I was delighted recently to chair, at SCIE, the launch event for “Talking about a brighter social care future” This report, incorporating research by Lancaster University academics, analyses the story being told by “the sector” and the print media and heard by the public. It’s a story unlikely to underpin the change we need to see. The report uses “framing” theory and practice and examples of national and international movements working to shift public thinking on big issues – such as the successful equal marriage campaigns – to help consider the new story for social care, and how to tell it.

Up and down the country there are great examples of this story.  A story of hope, of living, of mutual support.  SCIE, Social Care Futures and TLAP have these stories to tell.  The Innovation Network, convened by SCIE and partners, is proof that there is a desire for this narrative, to be shapers of our future rather than victims of a dystopian future.

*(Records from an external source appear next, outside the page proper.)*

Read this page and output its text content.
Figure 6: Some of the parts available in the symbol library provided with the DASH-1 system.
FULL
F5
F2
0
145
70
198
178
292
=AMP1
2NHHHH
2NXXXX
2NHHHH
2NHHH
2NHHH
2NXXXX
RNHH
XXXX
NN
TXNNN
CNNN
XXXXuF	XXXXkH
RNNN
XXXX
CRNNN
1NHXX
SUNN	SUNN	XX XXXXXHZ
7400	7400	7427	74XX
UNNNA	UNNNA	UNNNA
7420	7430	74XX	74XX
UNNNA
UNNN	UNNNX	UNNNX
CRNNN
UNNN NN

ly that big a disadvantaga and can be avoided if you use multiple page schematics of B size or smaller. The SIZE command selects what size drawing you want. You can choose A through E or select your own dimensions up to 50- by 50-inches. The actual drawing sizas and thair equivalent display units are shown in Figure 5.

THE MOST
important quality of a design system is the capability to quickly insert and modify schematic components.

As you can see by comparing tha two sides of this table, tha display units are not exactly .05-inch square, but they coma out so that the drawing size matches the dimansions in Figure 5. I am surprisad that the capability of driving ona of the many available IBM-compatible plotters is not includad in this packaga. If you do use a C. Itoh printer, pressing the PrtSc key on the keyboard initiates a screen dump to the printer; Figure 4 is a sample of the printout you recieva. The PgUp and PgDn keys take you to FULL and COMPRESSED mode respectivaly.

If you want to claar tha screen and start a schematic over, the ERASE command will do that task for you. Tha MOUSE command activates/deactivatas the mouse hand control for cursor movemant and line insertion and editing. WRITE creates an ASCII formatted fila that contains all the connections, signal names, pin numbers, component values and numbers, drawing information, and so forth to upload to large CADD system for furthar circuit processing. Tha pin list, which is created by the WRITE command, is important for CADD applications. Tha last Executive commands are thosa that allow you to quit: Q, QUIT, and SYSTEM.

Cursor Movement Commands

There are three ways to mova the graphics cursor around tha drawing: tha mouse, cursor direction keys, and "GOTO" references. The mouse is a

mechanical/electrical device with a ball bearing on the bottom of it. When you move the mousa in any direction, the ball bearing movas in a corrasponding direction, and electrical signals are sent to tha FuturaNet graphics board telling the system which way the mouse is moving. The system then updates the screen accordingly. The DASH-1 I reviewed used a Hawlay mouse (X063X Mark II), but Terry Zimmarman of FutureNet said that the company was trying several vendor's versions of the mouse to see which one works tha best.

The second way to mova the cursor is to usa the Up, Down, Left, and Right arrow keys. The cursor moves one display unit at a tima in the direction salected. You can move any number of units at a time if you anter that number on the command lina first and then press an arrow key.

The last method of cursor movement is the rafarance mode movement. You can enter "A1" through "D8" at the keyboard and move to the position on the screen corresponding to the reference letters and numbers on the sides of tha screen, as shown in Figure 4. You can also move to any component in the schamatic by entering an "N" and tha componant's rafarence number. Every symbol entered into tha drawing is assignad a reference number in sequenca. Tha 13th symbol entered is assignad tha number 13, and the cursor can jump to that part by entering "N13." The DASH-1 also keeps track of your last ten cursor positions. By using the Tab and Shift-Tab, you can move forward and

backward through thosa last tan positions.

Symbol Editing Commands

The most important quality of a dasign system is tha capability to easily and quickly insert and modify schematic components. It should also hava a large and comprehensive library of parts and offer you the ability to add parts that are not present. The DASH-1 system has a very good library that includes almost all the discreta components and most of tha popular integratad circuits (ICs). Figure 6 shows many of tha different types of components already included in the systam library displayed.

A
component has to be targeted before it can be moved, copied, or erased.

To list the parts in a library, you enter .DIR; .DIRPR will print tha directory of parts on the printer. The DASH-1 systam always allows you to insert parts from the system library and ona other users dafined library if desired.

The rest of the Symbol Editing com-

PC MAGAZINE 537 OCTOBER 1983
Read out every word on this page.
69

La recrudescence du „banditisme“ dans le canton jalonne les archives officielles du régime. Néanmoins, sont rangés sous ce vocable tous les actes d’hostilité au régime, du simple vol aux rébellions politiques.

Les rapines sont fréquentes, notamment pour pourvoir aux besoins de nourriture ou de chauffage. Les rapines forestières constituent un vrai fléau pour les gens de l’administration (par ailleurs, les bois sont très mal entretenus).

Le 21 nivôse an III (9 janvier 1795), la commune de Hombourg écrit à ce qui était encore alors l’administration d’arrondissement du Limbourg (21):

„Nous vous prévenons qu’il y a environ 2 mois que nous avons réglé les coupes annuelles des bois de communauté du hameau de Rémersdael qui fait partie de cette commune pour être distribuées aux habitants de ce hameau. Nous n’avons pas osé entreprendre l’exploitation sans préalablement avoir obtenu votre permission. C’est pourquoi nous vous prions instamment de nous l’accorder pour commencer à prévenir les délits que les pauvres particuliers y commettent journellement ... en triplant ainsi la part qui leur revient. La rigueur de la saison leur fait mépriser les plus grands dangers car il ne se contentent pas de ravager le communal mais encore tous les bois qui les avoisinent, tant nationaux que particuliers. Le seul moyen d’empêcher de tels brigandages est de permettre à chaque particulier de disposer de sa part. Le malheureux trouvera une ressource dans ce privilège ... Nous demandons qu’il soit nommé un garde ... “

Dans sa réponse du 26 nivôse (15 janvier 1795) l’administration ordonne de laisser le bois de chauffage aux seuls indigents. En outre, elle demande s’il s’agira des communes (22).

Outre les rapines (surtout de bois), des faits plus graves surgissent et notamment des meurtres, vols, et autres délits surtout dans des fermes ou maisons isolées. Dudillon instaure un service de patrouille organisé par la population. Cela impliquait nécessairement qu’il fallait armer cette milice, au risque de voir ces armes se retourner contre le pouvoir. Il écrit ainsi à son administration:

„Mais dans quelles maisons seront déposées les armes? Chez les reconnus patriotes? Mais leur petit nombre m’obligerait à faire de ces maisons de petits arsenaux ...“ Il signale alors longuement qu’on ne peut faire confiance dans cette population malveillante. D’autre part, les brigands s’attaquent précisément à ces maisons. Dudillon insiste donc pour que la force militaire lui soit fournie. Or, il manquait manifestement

Against the odds excellent care is being delivered in many parts of the country. Wellbeing Teams a relatively recent arrival in social care provision, involves self-managing teams of wellbeing workers performing many of the tasks relating to staff support, reviews and quality assurance checks normally performed by the registered manager. Recently rated outstanding by CQC, it found that wellbeing teams ‘put the people they supported and the people who knew them best, at the heart of organising and planning care, so that the best outcomes for people were achieved. Where wellbeing workers felt alternative support or approaches would better help a person these were discussed with the person and people who knew the person well to identify how positive outcomes could be better achieved.’

So as Directors of Adult Social Care gather in Bournemouth for their annual conference as the stewards of social care what will their message be? Where is the vision, the aspiration, the hope to inspire a movement for a different future for social care?

Of course, a long-term funding settlement is required, so too is clarity about how we pay for this.  Workforce too requires a long-term settlement.  But, pouring more money into the current model of care and expecting a different result is extreme folly.

Any new investment in social care must make real the aims of the Care Act, promoting wellbeing, supporting informal carers and preventing and postponing the need for formal care.  Above all giving voice and control to people to have the life that matters to them.